You would do anything for me, despite your pride: That was going to be your fatal flaw, in the third act, I had it all planned out.

But, unfortunately – I don’t quite know how to say this – I won’t be using you. No, listen, it’s not you, it’s me. I mean, you’re brilliant, really, even if I do say so myself. Your back-story alone is pure genius: Your tortured childhood, the unrequited love of your college days. You’re just great. If anything you’re too good for me. You deserve a writer who can make you famous – a Milton or a Homer.
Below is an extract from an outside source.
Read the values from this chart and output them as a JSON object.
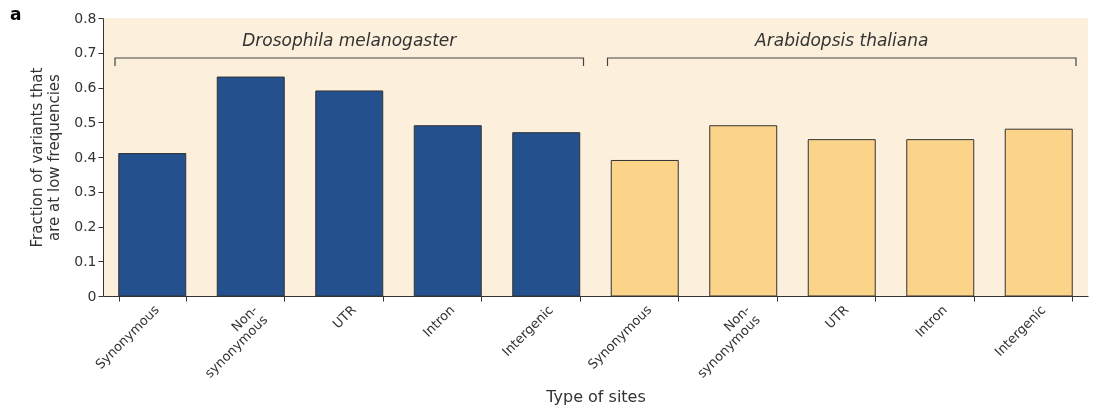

Me, I’m only now discovering how bad I am. I mean, look at where you are now – in the Black Forest of Germany on a winter’s night. With a character like you, and a setting like that, a monkey could write something thrilling. I should have you tramping through the forest, feverish from a bayonet wound, Quixotically slashing at trees as you search for your battalion to warn them of an enemy attack. You’d love that, wouldn’t you? You’d be perfect for it.

Instead, I’ve spent the last two weeks hung up on describing the snow! Which I can’t do! I mean, I’m trying to write a dramatic novel here, and I keep ending up sounding like Dr. Seuss. The woods were old, the snow was cold… Or else I come up with something amazing only to realize that I’m pretty much quoting Robert Frost. I’m not kidding, this has happened twice: First with “lovely, dark and deep,” and then, a few days later, with “easy wind and downy flake.”

And then I start thinking, I will never be as good as Robert Frost, or anywhere close. I might as well sell my typewriter and use the money to order cable TV. Or maybe go on American Idol, I mean I’m bound to be a better singer than writer.

So I thought I should let you know. I’m sorry about all of this. I had a wonderful time with you, and I wish you all the best. I’ll always remember you the way you are now, stopping in the woods on a snowy evening.